Titus and Julia Romney were much honored by an invitation from Gerald Candless, and if they had expected to be put up in the house and not have to pay for a room at the Dunes, they hadn't said so, not even to each other. Julia had anticipated eccentricity from someone so distinguished, even rudeness, and she was pleasantly surprised to encounter a genial host, a gracious, if rather silent, hostess, and two good-looking young women who turned out to be the daughters.

Titus, who had his naive side, as she well knew, was hoping for a look at the room where the work was done. And perhaps a present. Not a first edition, that would be expecting too much, but any book signed by the author. Conversation on literary matters, how he wrote, when he wrote, and even, now the daughters had appeared, what it was like to be
his
child.

It was a hot, sunny day in July, a few days before the start of the high season at the hotel, or they wouldn't have gotten a room. Lunch was in a darkish, cool dining room with no view of the sea. Far from discussing books, the Candlesses talked about the weather, summer visitors, the beach, and Miss Batty, who was coming to clear the table and wash up. Gerald said Miss Batty wasn't much of a cleaner but that they kept her because her name made him laugh. There was another Miss Batty and a Mrs. Batty, and they all lived together in a cottage in Croyde. “Sounds like a new card game, Unhappy Families,” he said, and then he laughed and the daughters laughed.

In the drawing room—so he called it—the French windows were open onto the garden, the pink and blue hydrangea, the cliff edge, the long bow-shaped
beach and the sea. Julia asked what the island was and Sarah said Lundy, but she said it in such a way as to imply only a total ignoramus would ask. Coffee was brought by someone who must have been Miss Batty and drinks were poured by Hope. Gerald and Titus drank port, Julia had a refill of the Meursault, and Sarah and Hope both had brandy. Sarah's brandy was neat, but Hope's had ice in it.

Then Gerald made the sort of announcement Julia hated, really hated. She didn't think people actually did this anymore, not in this day and age, not grown-ups. Not intellectuals.

“And now we'll play the Game,” Gerald had said. “Let's see how clever you are.”

“Would it be wonderful to find someone who caught on at once, Daddy?” said Hope. “Or would we hate it?”

“We'd hate it,” said Sarah, and she planted on Gerald's cheek one of those kisses that the Romneys found mildly embarrassing to witness.

He caught at her hand briefly. “It never happens, though, does it?”

Julia met Ursula's eye and must have put inquiry into her glance. Or simple fear.

“Oh, I shan't play,” Ursula said. “I shall go out for my walk.”

“In this heat?”

“I like it. I always walk along the beach in the afternoons.”

Titus, who also disliked parlor games, asked what this one was called. “Not this Unhappy Families you were talking about?”
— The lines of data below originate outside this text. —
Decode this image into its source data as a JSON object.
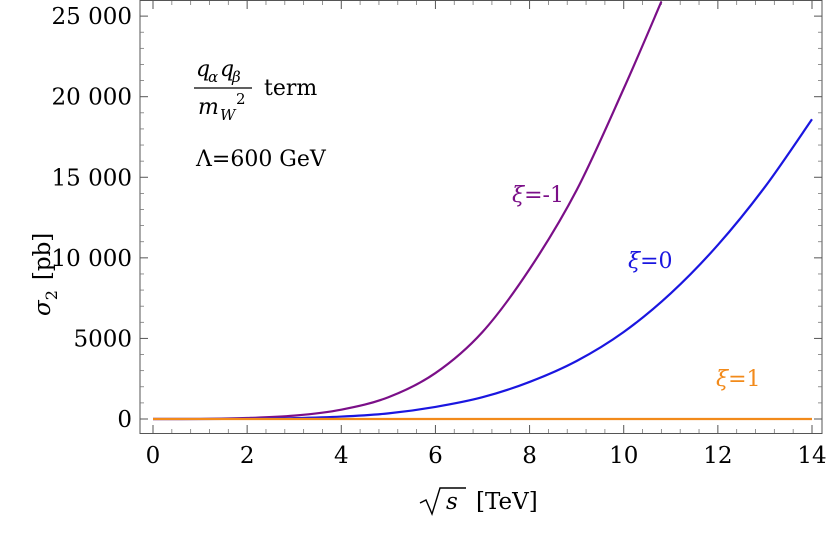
{
  "chart_data": {
    "type": "line",
    "title": "",
    "xlabel": {
      "symbol": "s",
      "unit": "[TeV]"
    },
    "ylabel": {
      "symbol": "σ",
      "subscript": "2",
      "unit": "[pb]"
    },
    "xlim": [
      0,
      14
    ],
    "ylim": [
      0,
      26000
    ],
    "grid": false,
    "legend": "none",
    "x_ticks": [
      0,
      2,
      4,
      6,
      8,
      10,
      12,
      14
    ],
    "x_tick_labels": [
      "0",
      "2",
      "4",
      "6",
      "8",
      "10",
      "12",
      "14"
    ],
    "y_ticks": [
      0,
      5000,
      10000,
      15000,
      20000,
      25000
    ],
    "y_tick_labels": [
      "0",
      "5000",
      "10 000",
      "15 000",
      "20 000",
      "25 000"
    ],
    "annotations": {
      "term": {
        "num_q1": "q",
        "num_sub1": "α",
        "num_q2": "q",
        "num_sub2": "β",
        "den_m": "m",
        "den_sub": "W",
        "den_sup": "2",
        "suffix": "term"
      },
      "lambda": "Λ=600 GeV"
    },
    "series": [
      {
        "label_symbol": "ξ",
        "label_value": "=-1",
        "color": "#7b0f88",
        "x": [
          0,
          1,
          2,
          3,
          4,
          5,
          6,
          7,
          8,
          9,
          10,
          10.8
        ],
        "y": [
          0,
          3,
          60,
          210,
          580,
          1350,
          2850,
          5400,
          9300,
          14200,
          20500,
          25900
        ]
      },
      {
        "label_symbol": "ξ",
        "label_value": "=0",
        "color": "#1a16e0",
        "x": [
          0,
          1,
          2,
          3,
          4,
          5,
          6,
          7,
          8,
          9,
          10,
          11,
          12,
          13,
          14
        ],
        "y": [
          0,
          1,
          15,
          55,
          150,
          350,
          750,
          1350,
          2300,
          3600,
          5400,
          7800,
          10800,
          14400,
          18600
        ]
      },
      {
        "label_symbol": "ξ",
        "label_value": "=1",
        "color": "#f28a1a",
        "x": [
          0,
          2,
          4,
          6,
          8,
          10,
          12,
          14
        ],
        "y": [
          0,
          0,
          0,
          0,
          0,
          0,
          0,
          0
        ]
      }
    ]
  }
}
“It's called I Pass the Scissors,” said Sarah.

“What do we have to do?”

“You have to do it right. That's all.”

“You mean we all have to do something and there's a right way and a wrong way of doing it?”

She nodded.

“How will we know?”

“We'll tell you.”

The scissors were produced by Hope from a drawer in the tallboy. Once kitchen scissors had been used for the Game, or Ursula's sewing scissors or nail scissors, whatever came to hand. But the Game and the ascendancy it gave them afforded so much pleasure that, while his daughters still lived at
home, Gerald had bought a pair of Victorian scissors with handles like a silver bird in flight and sharp pointed blades. It was these that Hope now handed to her father for him to begin.
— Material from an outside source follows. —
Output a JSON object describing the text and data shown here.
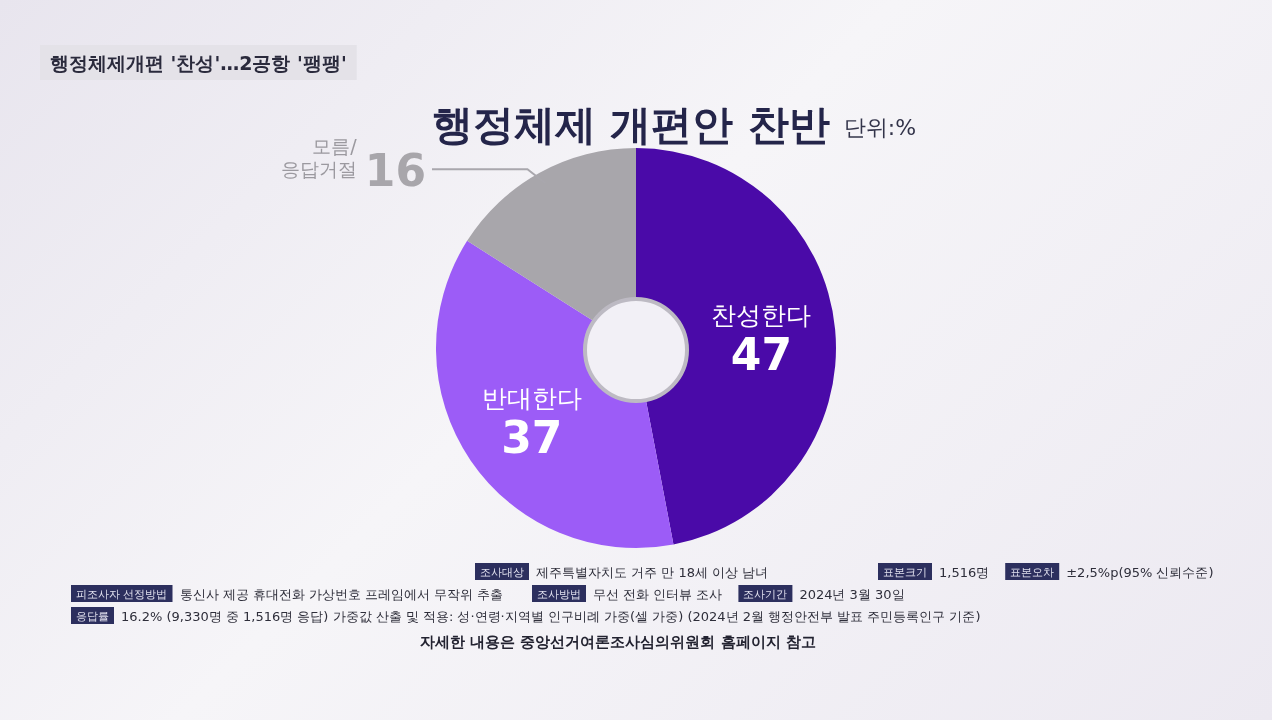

Leaning forward in his armchair, his feet planted far apart, his back to the light, Gerald opened the scissors so that they formed a cross. He smiled. He was a big man, with a head journalists called “leonine,” though the lion was old now, with a grizzled, curly mane the color of iron filings. His hands were big and his fingers very long. He handed the scissors to Julia Romney and said, “I pass the scissors uncrossed.”

Julia passed the scissors to Hope as she had received them. “I pass the scissors uncrossed.”

“No, you don't.” Hope closed the scissors, turned them over, and put them into the outstretched fingers of Titus Romney. “I pass the scissors crossed.”